Menu

#2126 PRIMARY sel handlers and non-Latin-1 encodings

obsolete: 8.4.9
open
5
2006-10-05
2006-10-05
No

Installing a custom PRIMARY selection handler for the
STRING target on Text and Entry widgets don't work as
expected: the characters in the pasted string get
substituted by "?" (question marks) for both 8-bit and
UTF-8 applications.

The system is Linux/X11R6 with KOI8-R locale.
Tcl 8.4.9/Tk 8.4.9

The string that is tried to be returned from selection
handlers is the Russian word "тест"
(0xD4, 0xC5, 0xD3, 0xD4 in KOI8-R).

All the test cases are typed into tkcon (freshly
started for each test).

I. Just setting a handler for PRIMARY/STRING:

% text .t
.t
% selection handle .t sh
% proc sh {args} {return тест}
% selection own .t
% encoding system
koi8-r
% selection get -type TARGETS
MULTIPLE TARGETS TIMESTAMP TK_APPLICATION TK_WINDOW
UTF8_STRING STRING

Then, in other apps we get pasted
????
(four question marks).

While in the same tkcon we get "тест" pasted (what's
expected).

II. Just setting a handler for UTF8_STRING:

% text .t
.t
% selection handle -type UTF8_STRING .t sh
% proc sh {args} {return тест}
% selection own .t
% selection get -type TARGETS
MULTIPLE TARGETS TIMESTAMP TK_APPLICATION TK_WINDOW
UTF8_STRING STRING

Then we get the same results as for the first case.

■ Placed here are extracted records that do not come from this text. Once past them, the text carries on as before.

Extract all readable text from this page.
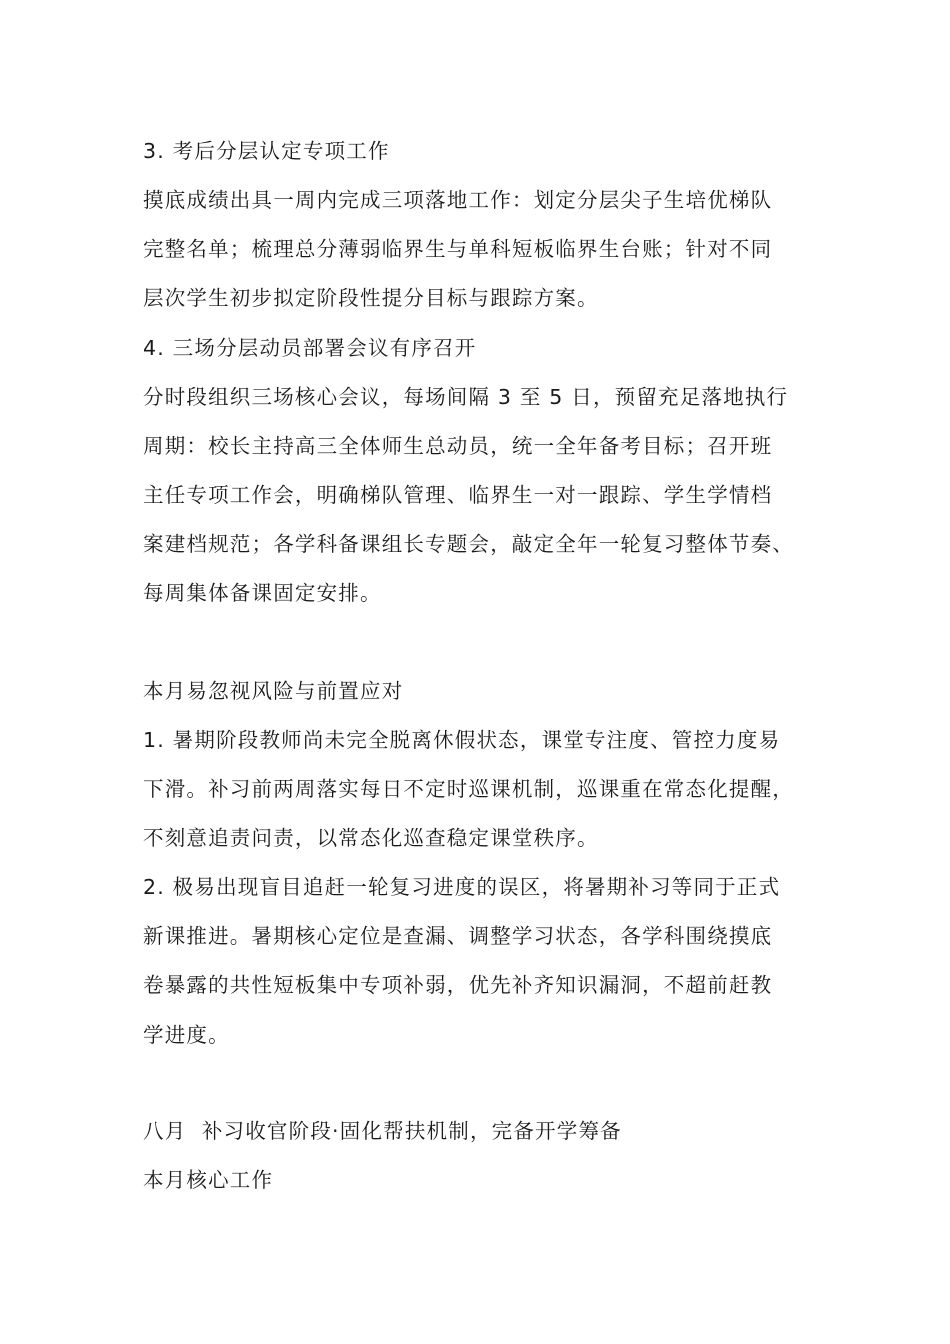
3. 考后分层认定专项工作
摸底成绩出具一周内完成三项落地工作：划定分层尖子生培优梯队
完整名单；梳理总分薄弱临界生与单科短板临界生台账；针对不同
层次学生初步拟定阶段性提分目标与跟踪方案。
4. 三场分层动员部署会议有序召开
分时段组织三场核心会议，每场间隔 3 至 5 日，预留充足落地执行
周期：校长主持高三全体师生总动员，统一全年备考目标；召开班
主任专项工作会，明确梯队管理、临界生一对一跟踪、学生学情档
案建档规范；各学科备课组长专题会，敲定全年一轮复习整体节奏、
每周集体备课固定安排。
本月易忽视风险与前置应对
1. 暑期阶段教师尚未完全脱离休假状态，课堂专注度、管控力度易
下滑。补习前两周落实每日不定时巡课机制，巡课重在常态化提醒，
不刻意追责问责，以常态化巡查稳定课堂秩序。
2. 极易出现盲目追赶一轮复习进度的误区，将暑期补习等同于正式
新课推进。暑期核心定位是查漏、调整学习状态，各学科围绕摸底
卷暴露的共性短板集中专项补弱，优先补齐知识漏洞，不超前赶教
学进度。
八月  补习收官阶段·固化帮扶机制，完备开学筹备
本月核心工作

III. Setting handler for STRING, but convert the text
to KOI8-R:

...as before, but the handler is:
% proc sh {args} {return [encoding convertto тест]}

This pastes the correct string to any 8-bit apps,
but some 4-character gibberish gets pasted to
UTF-8-enabled programs:
ÔÅÓÔ
which are: \u00d4\u00c5\u00d3\u00d4
That's just the codes of KOI8-R symbols of the source
word "тест".

IV: Clearing STRING handler first, then installing
UTF8_STRING handler:

% text .t
.t
% selection handle .t {}
% selection handle -type UTF8_STRING .t sh
% proc sh {args} {return тест}
% selection own .t
% selection get -type TARGETS
MULTIPLE TARGETS TIMESTAMP TK_APPLICATION TK_WINDOW
UTF8_STRING

Then we get that "????" again in either koi8-r and
utf-8 programs.

IV. Clearing UTF8_STRING handler first, then installing
the handler for STRING:

% text .t
.t
% selection handle -type UTF8_STRING .t {}
% selection own .t
% selection get -type TARGETS
MULTIPLE TARGETS TIMESTAMP TK_APPLICATION TK_WINDOW STRING
% selection handle .t sh
% proc sh {args} {return тест}
% selection get -type TARGETS
MULTIPLE TARGETS TIMESTAMP TK_APPLICATION TK_WINDOW
UTF8_STRING STRING

In this case we get the correct string pasted ("тест")
in any application
(so this works).

Discussion

  • Donal K. Fellows

    • labels: --> 53. [selection]
    • milestone: --> obsolete: 8.4.9
    • assigned_to: nobody --> hobbs
     
  • Konstantin Khomoutov

    Logged In: YES
    user_id=1350198

    I confirm that this bug reporoduces exactly as described
    with the Tcl/Tk 8.5a (CVS, 2006-10-05).

     
  • Donal K. Fellows

    The ICCCM (http://tronche.com/gui/x/icccm/sec-2.html) states clearly that STRING is ISO Latin-1 and so can't contain any cyrillic characters. The alternatives are to use COMPOUND_TEXT (though I think we don't support that on the grounds that it is crazy hard) or UTF8_STRING. With the latter, we need the characters to be unencoded by the script level, and we also need the other side to want it in the first place.

    The best I can suggest is to use apps that request UTF8_STRING selections.